The uniqueness of his birth is that he did not originate at his birth.
He existed before he was born in a manger./
/The purpose of his birth was to bear witness to the truth: /"For this I was born, and for this I have come into the world: to bear witness to the truth."/
And the precondition of that purpose, the thing that enables you and I to agree that Jesus testifies to the truth is that you and I are "of the truth."
/"Everyone who is of the truth hears my voice."/
Let's look at each of these three: His uniqueness, His purpose, and the precondition more closely now.
First then, the uniqueness of his birth.
"/For this I was born, and for this I have come into the world."/
The personhood, the character, the personality of Jesus of Nazareth existed before the man Jesus of Nazareth was born.
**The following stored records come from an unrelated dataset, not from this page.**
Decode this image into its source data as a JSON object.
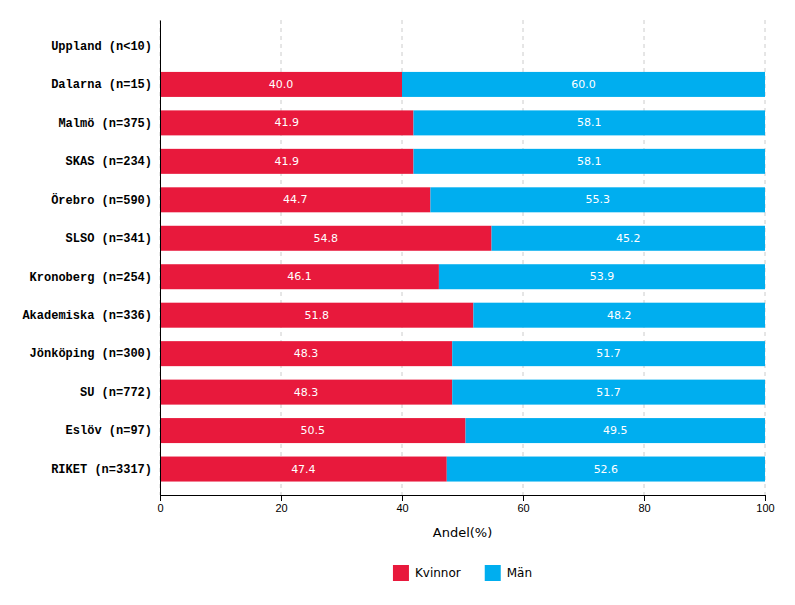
{
  "chart_data": {
    "type": "bar",
    "orientation": "horizontal",
    "stacked": true,
    "data_labels": true,
    "xlabel": "Andel(%)",
    "categories": [
      "Uppland (n<10)",
      "Dalarna (n=15)",
      "Malmö (n=375)",
      "SKAS (n=234)",
      "Örebro (n=590)",
      "SLSO (n=341)",
      "Kronoberg (n=254)",
      "Akademiska (n=336)",
      "Jönköping (n=300)",
      "SU (n=772)",
      "Eslöv (n=97)",
      "RIKET (n=3317)"
    ],
    "series": [
      {
        "name": "Kvinnor",
        "color": "#E8193C",
        "values": [
          null,
          40.0,
          41.9,
          41.9,
          44.7,
          54.8,
          46.1,
          51.8,
          48.3,
          48.3,
          50.5,
          47.4
        ],
        "value_labels": [
          null,
          "40.0",
          "41.9",
          "41.9",
          "44.7",
          "54.8",
          "46.1",
          "51.8",
          "48.3",
          "48.3",
          "50.5",
          "47.4"
        ]
      },
      {
        "name": "Män",
        "color": "#00AEEF",
        "values": [
          null,
          60.0,
          58.1,
          58.1,
          55.3,
          45.2,
          53.9,
          48.2,
          51.7,
          51.7,
          49.5,
          52.6
        ],
        "value_labels": [
          null,
          "60.0",
          "58.1",
          "58.1",
          "55.3",
          "45.2",
          "53.9",
          "48.2",
          "51.7",
          "51.7",
          "49.5",
          "52.6"
        ]
      }
    ],
    "xlim": [
      0,
      100
    ],
    "xticks": [
      0,
      20,
      40,
      60,
      80,
      100
    ],
    "grid": true,
    "legend": "bottom"
  }
}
There is a great mystery here.
Sometimes in quiet pensive moments, I look at my children and observe their uniqueness and their personalities, and then I would think of a time when they never existed.
Do you ever reflect on the great mystery of where your children’s spirits came from?
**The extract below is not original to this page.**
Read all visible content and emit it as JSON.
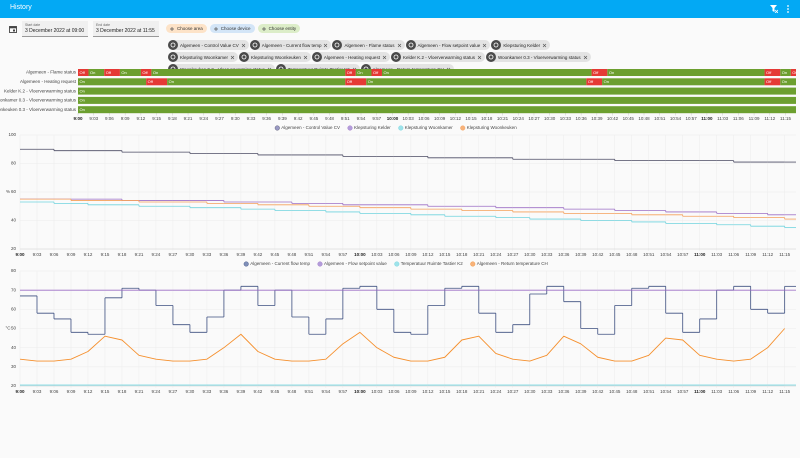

Before conception, there was no child, no spirit; and then, in the womb God gave them a spirit.
Or did you think, you did?
We know how flesh and blood grows by cell replication.
We can watch this miracle happen under a microscope.
But no one has ever seen a spirit being grown, your soul being grown.
The souls your children have will go right on existing when their bodies decompose in the grave.
Once they were not, but now they are and will be forever and ever.
All I know is that God created the personhood, the souls of my children, out of nothing because I know we can’t create souls.
This is a great mystery.
So often we think we created our children, don’t we?
But this is not what happened at Jesus' birth.
The theological word to describe this mystery is not creation, but incarnation.
The person, not the body, but the essential personhood of Jesus existed before he was born as a man.
His birth was not a coming into being of a new soul, but a coming into the world of an infinitely old soul.
Micah 5:2 puts it like this, 700 years before Jesus was born:
/But you, O Bethlehem Ephrathah, who are little to be among the clans of Judah, from you shall come forth for me one who is to be ruler in Israel, whose origin is from of old, from ancient days./
The origin of the Messiah who appeared in Bethlehem is from eternity.
Therefore, the mystery of the birth of Jesus is not merely that he was born of a virgin.
That miracle was intended by God to witness to an even greater miracle —namely, that the child born at Christmas was a person who existed “from ancient days."
He was not merely born, as John 18:37 says; he came into the world.
Listen to how Jesus puts it in John 8:56–59.
He says to the Jews:
/"Your father Abraham rejoiced that he was to see my day; he saw it and was glad."
The Jews then said to him, "You are not fifty years old, and have you seen Abraham?" Jesus said to them, "Truly, truly, I say to you, before Abraham was, I am." /So they took up stones to throw at him.
Why? Jesus said He was God – the great I AM of Exodus 3:14 /"Truly, truly, I say to you, before Abraham was, I am."/
Christ was before Abraham, indeed before all creation.